After taking this course, I realise that the scope of applying computation in genetics is thousands of times more than I had thought. We spent an entire course only on coming up for techniques for finding the Replication Origin and Regulatory Motifs. Imagine how many more complex interactions of genes are there, and what kind of problems need to be solved.
Learnings About Programming
There were some surprising learnings about coding practices and as I learnt the course.
- The Simplest Anti-Pattern: Out of all the coding anti-patterns that we discuss, the most critical ones are, unsurprisingly, the simplest ones. The anti-patterns that affected the code the worst were long functions, bad naming, and side effects in functions. Keeping good variable and function names, reducing function size, and making sure there were zero side effects were the most critical aspects of writing good quality code. It made the code more declarative in nature, easier to understand and extend.

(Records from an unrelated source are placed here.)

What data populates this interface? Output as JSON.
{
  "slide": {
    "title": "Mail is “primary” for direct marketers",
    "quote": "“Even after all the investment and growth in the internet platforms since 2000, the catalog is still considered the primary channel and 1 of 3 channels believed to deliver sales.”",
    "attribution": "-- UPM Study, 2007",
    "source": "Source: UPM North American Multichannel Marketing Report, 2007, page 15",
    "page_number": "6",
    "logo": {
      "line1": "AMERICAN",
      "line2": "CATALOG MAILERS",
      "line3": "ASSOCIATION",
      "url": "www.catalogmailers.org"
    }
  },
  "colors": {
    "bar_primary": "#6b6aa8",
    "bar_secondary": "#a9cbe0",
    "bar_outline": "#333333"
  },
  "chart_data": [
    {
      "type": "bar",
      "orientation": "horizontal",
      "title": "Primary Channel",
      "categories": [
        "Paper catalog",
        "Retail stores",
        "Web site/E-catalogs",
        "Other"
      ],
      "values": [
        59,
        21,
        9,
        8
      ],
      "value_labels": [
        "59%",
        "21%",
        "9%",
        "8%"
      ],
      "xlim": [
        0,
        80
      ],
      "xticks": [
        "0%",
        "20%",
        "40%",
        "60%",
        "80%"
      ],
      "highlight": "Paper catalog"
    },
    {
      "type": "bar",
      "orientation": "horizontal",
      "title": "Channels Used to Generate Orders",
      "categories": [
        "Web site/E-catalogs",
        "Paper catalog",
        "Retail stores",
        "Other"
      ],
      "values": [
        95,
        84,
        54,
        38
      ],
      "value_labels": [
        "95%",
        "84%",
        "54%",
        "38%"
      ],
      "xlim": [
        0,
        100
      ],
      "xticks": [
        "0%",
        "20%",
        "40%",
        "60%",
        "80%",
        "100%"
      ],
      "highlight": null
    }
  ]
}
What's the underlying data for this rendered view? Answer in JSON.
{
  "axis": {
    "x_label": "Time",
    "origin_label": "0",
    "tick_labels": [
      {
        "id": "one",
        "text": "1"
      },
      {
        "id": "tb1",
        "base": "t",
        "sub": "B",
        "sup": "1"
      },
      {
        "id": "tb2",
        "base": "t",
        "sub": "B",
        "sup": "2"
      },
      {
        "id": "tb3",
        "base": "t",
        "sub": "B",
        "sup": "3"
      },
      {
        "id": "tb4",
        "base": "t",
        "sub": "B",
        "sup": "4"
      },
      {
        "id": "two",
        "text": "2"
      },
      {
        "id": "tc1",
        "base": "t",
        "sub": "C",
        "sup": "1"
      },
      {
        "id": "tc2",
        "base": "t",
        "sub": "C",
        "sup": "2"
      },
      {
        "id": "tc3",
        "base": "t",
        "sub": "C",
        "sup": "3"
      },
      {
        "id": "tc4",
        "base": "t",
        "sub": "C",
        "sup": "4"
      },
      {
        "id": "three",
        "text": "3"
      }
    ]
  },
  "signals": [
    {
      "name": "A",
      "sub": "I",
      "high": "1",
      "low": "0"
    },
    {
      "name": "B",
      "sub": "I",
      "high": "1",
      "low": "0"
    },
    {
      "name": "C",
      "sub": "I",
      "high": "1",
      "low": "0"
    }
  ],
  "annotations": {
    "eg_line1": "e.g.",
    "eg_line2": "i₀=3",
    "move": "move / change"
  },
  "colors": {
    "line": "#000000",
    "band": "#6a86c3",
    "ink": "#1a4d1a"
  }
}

- The Power of Functional Programming: It takes some time to get used to writing programs in a functional manner. It seems that simple pieces of code that could be written in a few minutes using for loops take a lot more time to write. But the resultant code is powerful. In a couple of lines, we’re able to achieve what took many lines with loops.
- The Importance of Abstraction: While all programs used in this course were really tiny, they showed that even here abstraction is very important. In the course, I abstracted logic using functional programming, but we could have organised the code using object oriented programming too. Either ways, as long as the language has the power to abstract and encapsulate certain pieces of logic, we are able to achieve code that is modular and flexible.
These were just some of the learnings from the experience. In future, I wish to take even more courses on Bioinformatics. Let’s see what they teach me.